Here you can see some of the comments.  Summers House, Jan Sommers, Slumber parties... and that one about Martha Tru Cobbel.  But as you can guess, my families last name is Summers, it's not Sommers, but I'll forgive them because it really was that when my grandfathers people came over from Germany because immigration spelled it incorrectly.  These two women were friends of my aunt and attended slumber parties at the house.  That's just trippy to be reading this.

More school mates of Aunt Jan
That first woman is even talking about my grandmother!  It is true, she was a Girl Scout Leader.  She actually started the Girl Scouts in Laurel, as they didn't have it there yet in the forties.  And as I've posted before my aunt did live in Canada and wrote books about Oriental Rugs.  She no longer lives in Canada though, because her and her husband sold the business.

Not sure if she knows what she's talking about
And that's the last relevant comment about my family.  So let's get on with me showing you the past!


Late 1940s

Right after my grandfather purchased the house, he paid someone to come out and take a photo of it... so they could have it framed... so they could hang it up on the wall inside the house.  Is that an Ohioan thing?  Anyways, the lighting in my house is not that good, so this and the following pictures will look slightly weird.  I apologize.  The difference in the pictures, besides the green paint, is that there are no more chimneys, the slate roof was replaced (I'm sure it needed it) and the center window is now a door on that second floor balcony.

August 1961
My grandparents, mother, and aunt on the front steps of the home.  My aunt was in high school here, just about to start her junior year.  My mother was in junior high, about to turn 13 in two months.

Aunt Jan's wedding day
This photo was taken in the living room.  It's 1968 or possibly 1969.  Winter.  They had the wedding at the house.  My mom would elope with my dad (because my grandparents didn't want her to marry my dad) in May of 1970.

Some artistic shot someone took of my grandmother in the seventies
I'm not sure why this photo was taken, unless who ever was taking it and my grandmother thought it would be "neat".  I'm quoting my grandmother there.  Things were neat to her.  Anyways, that's the stone wall and behind her the textured front and the attic ventilation.

Christmas!
There were two living rooms when you came in the front door.  The one on the left was the formal one, and the one we are in here was less formal.  The main staircase is behind the tree.  In the corner between the fireplace and the tree was a built-in book case.  It was cool.  Anyways, that's my mom, baby me, and my sister all in our matching outfits Christmas morning 1980.  My first Christmas.

Girl Scouts Newspaper Clipping
My grandmother is center right.  Apparently she presented the awards at this thing.  Mrs.

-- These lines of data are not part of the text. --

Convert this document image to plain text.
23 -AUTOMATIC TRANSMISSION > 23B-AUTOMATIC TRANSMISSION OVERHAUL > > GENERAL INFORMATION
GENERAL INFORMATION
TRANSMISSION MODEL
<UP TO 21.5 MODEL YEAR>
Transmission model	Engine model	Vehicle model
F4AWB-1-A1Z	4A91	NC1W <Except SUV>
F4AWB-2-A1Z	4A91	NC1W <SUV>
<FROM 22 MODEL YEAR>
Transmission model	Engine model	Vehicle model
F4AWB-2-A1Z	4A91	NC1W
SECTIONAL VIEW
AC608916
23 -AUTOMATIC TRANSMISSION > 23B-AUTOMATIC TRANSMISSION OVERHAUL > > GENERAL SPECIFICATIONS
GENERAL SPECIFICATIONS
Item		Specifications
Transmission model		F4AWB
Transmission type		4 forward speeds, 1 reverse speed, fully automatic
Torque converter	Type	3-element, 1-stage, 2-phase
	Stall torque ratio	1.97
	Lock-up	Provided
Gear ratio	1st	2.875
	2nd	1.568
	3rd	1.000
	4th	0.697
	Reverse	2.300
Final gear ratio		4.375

Russel Summers.

Girl Scout Cookbook
In 1991, my grandmother made the cover of the Girl Scout Cookbook.  That is her photo from when she was 12.  She was a member of the very first troop in Delaware, Ohio.

Complete with signature
She was beyond thrilled to be a part of this and gladly signed copies for my sister and I.

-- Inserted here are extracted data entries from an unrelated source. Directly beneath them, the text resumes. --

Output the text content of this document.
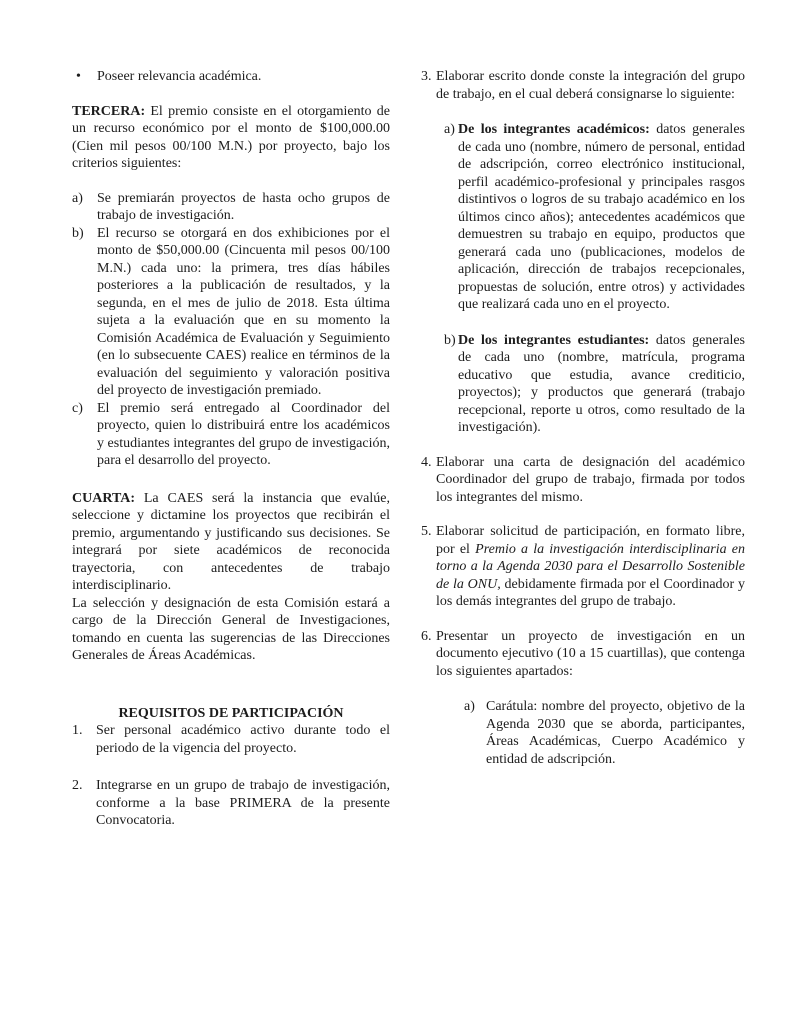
•	Poseer relevancia académica.

TERCERA: El premio consiste en el otorgamiento de un recurso económico por el monto de $100,000.00 (Cien mil pesos 00/100 M.N.) por proyecto, bajo los criterios siguientes:

a)	Se premiarán proyectos de hasta ocho grupos de trabajo de investigación.
b) El recurso se otorgará en dos exhibiciones por el monto de $50,000.00 (Cincuenta mil pesos 00/100 M.N.) cada uno: la primera, tres días hábiles posteriores a la publicación de resultados, y la segunda, en el mes de julio de 2018. Esta última sujeta a la evaluación que en su momento la Comisión Académica de Evaluación y Seguimiento (en lo subsecuente CAES) realice en términos de la evaluación del seguimiento y valoración positiva del proyecto de investigación premiado.
c)	El premio será entregado al Coordinador del proyecto, quien lo distribuirá entre los académicos y estudiantes integrantes del grupo de investigación, para el desarrollo del proyecto.

CUARTA: La CAES será la instancia que evalúe, seleccione y dictamine los proyectos que recibirán el premio, argumentando y justificando sus decisiones. Se integrará por siete académicos de reconocida trayectoria, con antecedentes de trabajo interdisciplinario.

La selección y designación de esta Comisión estará a cargo de la Dirección General de Investigaciones, tomando en cuenta las sugerencias de las Direcciones Generales de Áreas Académicas.

REQUISITOS DE PARTICIPACIÓN
1. Ser personal académico activo durante todo el periodo de la vigencia del proyecto.
2. Integrarse en un grupo de trabajo de investigación, conforme a la base PRIMERA de la presente Convocatoria.
3. Elaborar escrito donde conste la integración del grupo de trabajo, en el cual deberá consignarse lo siguiente:
a) De los integrantes académicos: datos generales de cada uno (nombre, número de personal, entidad de adscripción, correo electrónico institucional, perfil académico-profesional y principales rasgos distintivos o logros de su trabajo académico en los últimos cinco años); antecedentes académicos que demuestren su trabajo en equipo, productos que generará cada uno (publicaciones, modelos de aplicación, dirección de trabajos recepcionales, propuestas de solución, entre otros) y actividades que realizará cada uno en el proyecto.
b) De los integrantes estudiantes: datos generales de cada uno (nombre, matrícula, programa educativo que estudia, avance crediticio, proyectos); y productos que generará (trabajo recepcional, reporte u otros, como resultado de la investigación).
4. Elaborar una carta de designación del académico Coordinador del grupo de trabajo, firmada por todos los integrantes del mismo.
5. Elaborar solicitud de participación, en formato libre, por el Premio a la investigación interdisciplinaria en torno a la Agenda 2030 para el Desarrollo Sostenible de la ONU, debidamente firmada por el Coordinador y los demás integrantes del grupo de trabajo.
6. Presentar un proyecto de investigación en un documento ejecutivo (10 a 15 cuartillas), que contenga los siguientes apartados:
a) Carátula: nombre del proyecto, objetivo de la Agenda 2030 que se aborda, participantes, Áreas Académicas, Cuerpo Académico y entidad de adscripción.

As well as the newer photos of the Kingston house, which is what we call it, I also found three family members in that groups mess of photo's.

Dad's graduation photo
The people in this group scan in entire year books.  Awesome, but also wow.  I mean that is an undertaking.  My dad attended R.H. Watkins High School in Laurel.  They were the home of The Fighting Tornado's.  It's adorable.  Also makes sense, since Laurel is tornado alley for this area.  This was 1966.  And that plaid jacket is fierce!

Aunt Vicki
She's a junior here.  George S. Gardiner High School in Laurel in 1962.  It wouldn't exist in a few years and students would have to go to Watkins.  She's adorable!

Aunt Jan's graduation photo
Isn't she adorable?  She looks like a fluffy Persian cat!  She's the prettiest girl on the page, I think.  Anyways, George S. Gardiner 1962.  Just a note.  Jan and Vicki were in the same Girl Scout troop and had to interact at functions and knew some of the same people (but not really in relation to my parents dating) and they did not like each other.  Not one bit.

Edit:  Umm.. I should mention, in case you can't tell who the pretty, fluffy Persian Cat is... Second row, second from the left.  That is my Aunt Jan.